グルタチオンが不足している場合、体内蓄積量を増やす方法がいくつかある。 第一は、メチル化などの上流経路を改善することである。 メチル化経路はまた、他の複数の経路(神経伝達物質の生成など)にもつながっており、この経路を補助するサプリメントを加えるのは非常に厄介なことである。 これは自分でやろうとしないで、医師に相談してください。 次に、図3にあるように、NACを補うことができる。 NACの補給は、システインの産生を促進し、保護的なスルファン硫黄種とGSHの産生を改善する。 NACは一般的に毒性がなく、過剰分は通常尿として排出される。 これは体内の解毒を助ける費用対効果の高い方法だ。 GSHの体内貯蔵量を改善する3つ目の方法は、GSHの全生成をスキップして、最終生成物で補うことである。 これは、GSH産生経路に変異を持つ多くの患者に有用である。 私は尿中のNACを測定して、多くの患者がNACをGSHに変換する割合が低いことに気づいた。 これは、多くの無駄金と治療効果の低下につながる。 リポソーム・グルタチオンを利用すれば、この問題を回避することができる。 お分かりのように、この問題を解決するための良い製品はたくさんある。

この記事が誰かの役に立つことを願っている。 私たちは、人々が健康な自分を取り戻すための手助けをする。

1.S. C. Lu, グルタチオン合成.Biochim Biophys Acta 1830, 3143-3153 (2013).

2.H. J. Forman, H. Zhang, A. Rinna, Glutathione: overview of its protective roles, measurement, and biosynthesis.Mol Aspects Med 30, 1-12 (2009).

3.A. Meister, グルタチオンとγ-グルタミルアミノ酸の輸送と代謝.Biochem Soc Trans 11, 793-794 (1983).

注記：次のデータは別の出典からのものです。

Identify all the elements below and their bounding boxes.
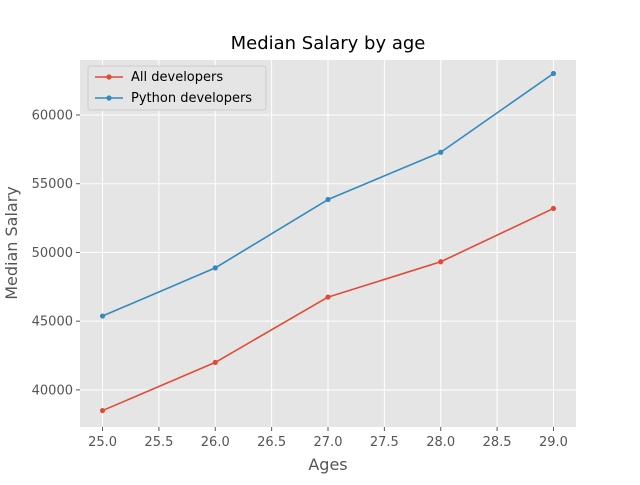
grid-lines bbox=[80, 60, 576, 427]
data-point-all-developers bbox=[438, 259, 444, 265]
x-tick-label: 29.0 bbox=[539, 435, 568, 450]
data-point-python-developers bbox=[99, 313, 106, 319]
legend-label-python-developers: Python developers bbox=[131, 91, 252, 106]
legend-label-all-developers: All developers bbox=[131, 70, 223, 85]
x-tick-label: 27.0 bbox=[314, 435, 343, 450]
y-tick-label: 45000 bbox=[32, 315, 73, 330]
legend-box bbox=[87, 65, 267, 111]
x-tick-label: 25.0 bbox=[88, 435, 117, 450]
x-tick-label: 25.5 bbox=[144, 435, 173, 450]
series-all-developers bbox=[99, 205, 557, 414]
data-point-all-developers bbox=[325, 294, 331, 300]
legend: All developers Python developers bbox=[87, 65, 267, 111]
y-tick-label: 40000 bbox=[32, 383, 73, 398]
legend-marker-all-developers bbox=[106, 74, 112, 80]
y-axis-ticks: 40000 45000 50000 55000 60000 bbox=[32, 108, 80, 398]
data-point-python-developers bbox=[212, 265, 218, 271]
x-axis-ticks: 25.0 25.5 26.0 26.5 27.0 27.5 28.0 28.5 29.0 bbox=[88, 427, 568, 450]
data-point-all-developers bbox=[212, 359, 218, 365]
data-point-python-developers bbox=[550, 70, 557, 77]
y-axis-label: Median Salary bbox=[2, 186, 21, 300]
x-tick-label: 27.5 bbox=[370, 435, 399, 450]
series-python-developers bbox=[99, 70, 557, 319]
data-point-all-developers bbox=[99, 407, 106, 414]
y-tick-label: 50000 bbox=[32, 246, 73, 261]
legend-entry-python-developers: Python developers bbox=[95, 91, 252, 106]
legend-entry-all-developers: All developers bbox=[95, 70, 223, 85]
data-point-all-developers bbox=[550, 205, 557, 212]
y-tick-label: 60000 bbox=[32, 108, 73, 123]
data-point-python-developers bbox=[325, 196, 331, 203]
x-tick-label: 26.0 bbox=[201, 435, 230, 450]
y-tick-label: 55000 bbox=[32, 177, 73, 192]
legend-marker-python-developers bbox=[106, 95, 112, 101]
x-tick-label: 28.5 bbox=[483, 435, 512, 450]
x-axis-label: Ages bbox=[308, 455, 347, 474]
data-point-python-developers bbox=[438, 149, 444, 155]
chart-title: Median Salary by age bbox=[231, 33, 426, 54]
series-layer bbox=[99, 70, 557, 414]
x-tick-label: 28.0 bbox=[426, 435, 455, 450]
x-tick-label: 26.5 bbox=[257, 435, 286, 450]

4.D. M. Townsend, K. D. Tew, 抗癌剤耐性におけるグルタチオン-S-トランスフェラーゼの役割.Oncogene 22, 7369-7375 (2003).

5.J. D. Hayes, J. U. Flanagan, I. R. Jowsey, Glutathione transferases.Annu Rev Pharmacol Toxicol 45, 51-88 (2005).

6.D. R. Crawford、グルタチオンS-トランスフェラーゼA3ノックアウトマウスにおける肝障害、卵円形細胞増殖、胆管発がんの特徴。Carcinogenesis 38, 717-727 (2017).